I think it is a matter of forgiving yourself for getting into that kind of situation and knowing that if it ever happens again you will know what to do to protect yourself.

2

We should all find forgiveness. With that said let me explain that I'm not going to be in that court room telling the murderer of my loved one that I forgive him. Never gonna happen. Instead I might say that I really wish their was a hell so that scumbag could rot in it. People in my area know who murdered my grandson. Lots of bad feelings there to this day even if it was a dope dealing involvement. (Long story) That sumebitch killer don't know me but I'm the main reason he is still alive today. I felt that plotters against him would be caught and I would lose more loved ones. My daughter was going to meet him one day and she was carrying a gun. The killer never showed up.
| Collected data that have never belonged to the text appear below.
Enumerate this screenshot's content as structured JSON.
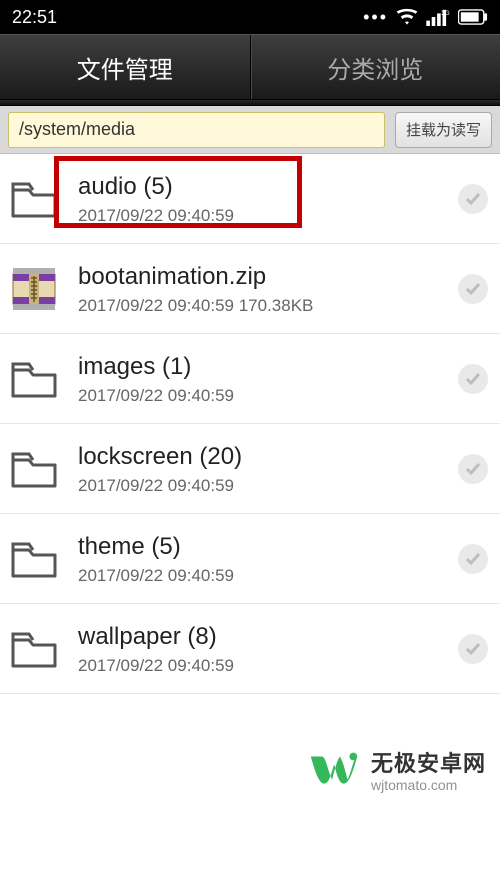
{
  "statusbar": {
    "time": "22:51",
    "network_label": "3G"
  },
  "tabs": {
    "file_mgmt": "文件管理",
    "category": "分类浏览"
  },
  "pathbar": {
    "path": "/system/media",
    "mount_btn": "挂载为读写"
  },
  "files": [
    {
      "title": "audio  (5)",
      "sub": "2017/09/22 09:40:59",
      "type": "folder",
      "highlight": true
    },
    {
      "title": "bootanimation.zip",
      "sub": "2017/09/22 09:40:59   170.38KB",
      "type": "zip"
    },
    {
      "title": "images  (1)",
      "sub": "2017/09/22 09:40:59",
      "type": "folder"
    },
    {
      "title": "lockscreen  (20)",
      "sub": "2017/09/22 09:40:59",
      "type": "folder"
    },
    {
      "title": "theme  (5)",
      "sub": "2017/09/22 09:40:59",
      "type": "folder"
    },
    {
      "title": "wallpaper  (8)",
      "sub": "2017/09/22 09:40:59",
      "type": "folder"
    }
  ],
  "watermark": {
    "title": "无极安卓网",
    "sub": "wjtomato.com"
  }
}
I hear you. I have a friend whose daughter was raped a few years ago. The rapist was an immigrant and he was immediately deported - end of story. Is my friend supposed to forgive the rapist? She finds it impossible. I think that people, especially those who don't know what it is like to have extreme rage against someone, talk about forgivenss rather lightly.

3

Sure, if you let resentments fester inside you in such a way that it affects your life. But if someone wrongs you in a meaningful way, I never forget who did it, but I don't spend one iota of my existence ruminating about it, zero preoccupation whatsoever, I Iive my life exactly as I wish, don't care if others agree or not with the way I live or how and why I choose to exist, this has proven to give me a pretty unstressful and pleasant day to day in sunny Floriduh. Ergo, the issue of forgiveness to help myself is very alien to me, since my life is as close to perfect as I've always desired it to be.

5

I agree up to a point.

I can forgive someone who is sorry for their actions or dead, but those who are defiant about not being sorry at all, well, I just block them from my life as much as possible. Don't need that drama.

Hardest person to forgive is myself sometimes, even when I'm truly sorry for what I've done.

Stupidest thing I do is forgive people who prove again and again they will just continue to cause harm, because I like to believe the best in people. Can't let go of the past, if I keep letting the same bad stuff happen. Best I can do is understand why they act that way, but keep my distance.

So, I said all that to say this: Forgiving is sometimes a healthy thing to do, but there are times when we simply have to cut people out of our lives FOR our health and happiness.

But forgiving doesn't mean you have to maintain relationships. It means you aren't going to ruminate on what they did any longer and let it have control over you. You can forgive someone and still not have a relationship with them so that the things they do don't affect your life.

@JonnaBononna I see it a little bit differently. I don't ruminate over it, but some things I can't let slide. To me, that would be disrespecting myself. It's all just a matter of how we understand the words, and no 2 scenarios are exactly the same. There are some gray areas for sure - and some things, in my opinion, should just be left to rot to act as fertilizer, making us stronger and more robust for the experience.

3

I must admit I forgive selectively. I've gotta be honest.

Ryo1 Level 8 Jan 3, 2023

Well, I guess that you have got to have something to hang on to..LOL

@ASTRALMAX There aren't many people who have made me so mad that I can't forgive them, and even if I find it hard to forgive them, I can't hold anger against them all the time - I'm too lazy. However, I do enjoy murdering them in my head from time to time, and I find it rather liberating. Lol

1

I liberated myself from it by living in the now. I'm taking the advice of Boston and not looking back. Everyone automatically gets forgiven when one allows them to slip away.

3

"The naive neither forgive nor forget. The foolish forgive and forget. The wise forgive but never forget." Thomas Szasz

I guess I'm somewhere between naive and wise.